Assume \({x_2} = t\)then we get:

\[\begin{array}{l}\left( {\begin{array}{*{20}{c}}{{x_1}}\\{{x_2}}\end{array}} \right) = \left( {\begin{array}{*{20}{c}}t\\{3t}\end{array}} \right)\\\left( {\begin{array}{*{20}{c}}{{x_1}}\\{{x_2}}\end{array}} \right) = \left( {\begin{array}{*{20}{c}}1\\3\end{array}} \right)t\end{array}\]

Eigenvectors for \({\lambda _1} = - 1\),

\[\begin{array}{c}A{\bf{x}} = \lambda {\bf{x}}\\A{\bf{x}} = {\bf{x}}\\\left( {A - I} \right){\bf{x}} = 0\\\left( {\left( {\begin{array}{*{20}{c}}1&0\\6&{ - 1}\end{array}} \right) + \left( {\begin{array}{*{20}{c}}1&0\\0&1\end{array}} \right)} \right)\left( {\begin{array}{*{20}{c}}{{x_1}}\\{{x_2}}\end{array}} \right) = \left( {\begin{array}{*{20}{c}}0\\0\end{array}} \right)\\\left( {\begin{array}{*{20}{c}}2&0\\6&0\end{array}} \right)\left( {\begin{array}{*{20}{c}}{{x_1}}\\{{x_2}}\end{array}} \right) = \left( {\begin{array}{*{20}{c}}0\\0\end{array}} \right)\end{array}\]

Assume \({x_2} = t\)then we get:

\[\begin{array}{l}\left( {\begin{array}{*{20}{c}}{{x_1}}\\{{x_2}}\end{array}} \right) = \left( {\begin{array}{*{20}{c}}0\\t\end{array}} \right)\\\left( {\begin{array}{*{20}{c}}{{x_1}}\\{{x_2}}\end{array}} \right) = \left( {\begin{array}{*{20}{c}}0\\1\end{array}} \right)t\end{array}\]

\[\begin{array}{c}P = \left\{ {{v_1},{v_2}} \right\}\\ = \left( {\begin{array}{*{20}{c}}1&0\\3&1\end{array}} \right)\end{array}\]

\[\begin{array}{l}{P^{ - 1}} = \frac{1}{{1\left( 1 \right) - 0}}\left( {\begin{array}{*{20}{c}}1&0\\{ - 3}&3\end{array}} \right)\\{P^{ - 1}} = \left( {\begin{array}{*{20}{c}}1&0\\{ - 3}&3\end{array}} \right)\end{array}\]

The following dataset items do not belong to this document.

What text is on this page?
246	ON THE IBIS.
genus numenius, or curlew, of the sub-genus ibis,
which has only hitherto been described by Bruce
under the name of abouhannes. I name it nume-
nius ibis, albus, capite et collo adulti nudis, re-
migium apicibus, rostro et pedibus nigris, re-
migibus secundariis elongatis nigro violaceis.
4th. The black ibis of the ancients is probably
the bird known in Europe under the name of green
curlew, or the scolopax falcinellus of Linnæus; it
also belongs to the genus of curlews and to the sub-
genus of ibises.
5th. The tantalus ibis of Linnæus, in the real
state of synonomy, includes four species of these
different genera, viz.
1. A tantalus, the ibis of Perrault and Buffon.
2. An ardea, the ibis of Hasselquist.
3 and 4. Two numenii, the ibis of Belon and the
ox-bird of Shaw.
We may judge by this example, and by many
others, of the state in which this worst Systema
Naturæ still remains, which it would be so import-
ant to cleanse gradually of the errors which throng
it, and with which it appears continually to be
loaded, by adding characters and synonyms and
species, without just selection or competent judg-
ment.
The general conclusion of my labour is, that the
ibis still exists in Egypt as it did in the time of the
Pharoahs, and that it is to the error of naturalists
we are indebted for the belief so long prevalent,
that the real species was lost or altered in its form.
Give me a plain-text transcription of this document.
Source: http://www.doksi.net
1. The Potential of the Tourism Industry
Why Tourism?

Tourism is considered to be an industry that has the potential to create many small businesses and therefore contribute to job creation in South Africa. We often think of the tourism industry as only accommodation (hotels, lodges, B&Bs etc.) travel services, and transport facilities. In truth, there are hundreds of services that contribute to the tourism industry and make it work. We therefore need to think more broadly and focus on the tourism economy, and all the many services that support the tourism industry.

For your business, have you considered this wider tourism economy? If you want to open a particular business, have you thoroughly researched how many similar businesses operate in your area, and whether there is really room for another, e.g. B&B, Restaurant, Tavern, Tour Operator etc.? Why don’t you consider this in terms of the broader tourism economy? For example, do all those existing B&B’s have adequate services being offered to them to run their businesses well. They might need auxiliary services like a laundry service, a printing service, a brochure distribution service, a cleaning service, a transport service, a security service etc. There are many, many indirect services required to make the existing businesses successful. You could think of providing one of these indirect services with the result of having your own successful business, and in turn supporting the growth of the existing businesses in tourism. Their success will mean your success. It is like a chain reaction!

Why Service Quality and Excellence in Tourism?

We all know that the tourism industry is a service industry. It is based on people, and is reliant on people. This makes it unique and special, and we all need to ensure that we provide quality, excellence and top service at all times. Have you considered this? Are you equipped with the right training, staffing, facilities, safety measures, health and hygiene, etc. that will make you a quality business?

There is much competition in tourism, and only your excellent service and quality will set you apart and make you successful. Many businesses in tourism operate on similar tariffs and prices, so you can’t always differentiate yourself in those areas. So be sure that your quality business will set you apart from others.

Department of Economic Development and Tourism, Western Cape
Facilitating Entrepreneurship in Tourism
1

\[\begin{array}{c}AP = \left( {\begin{array}{*{20}{c}}1&0\\6&{ - 1}\end{array}} \right)\left( {\begin{array}{*{20}{c}}1&0\\3&1\end{array}} \right)\\ = \left( {\begin{array}{*{20}{c}}1&0\\3&{ - 1}\end{array}} \right)\end{array}\]

\[\begin{array}{c}PD = \left( {\begin{array}{*{20}{c}}1&0\\3&1\end{array}} \right)\left( {\begin{array}{*{20}{c}}1&0\\0&{ - 1}\end{array}} \right)\\ = \left( {\begin{array}{*{20}{c}}1&0\\3&{ - 1}\end{array}} \right)\end{array}\]

Thus, as matrix product \(AP\) and \(PD\) are same, that is, the matrix \(A\) is diagonalizable.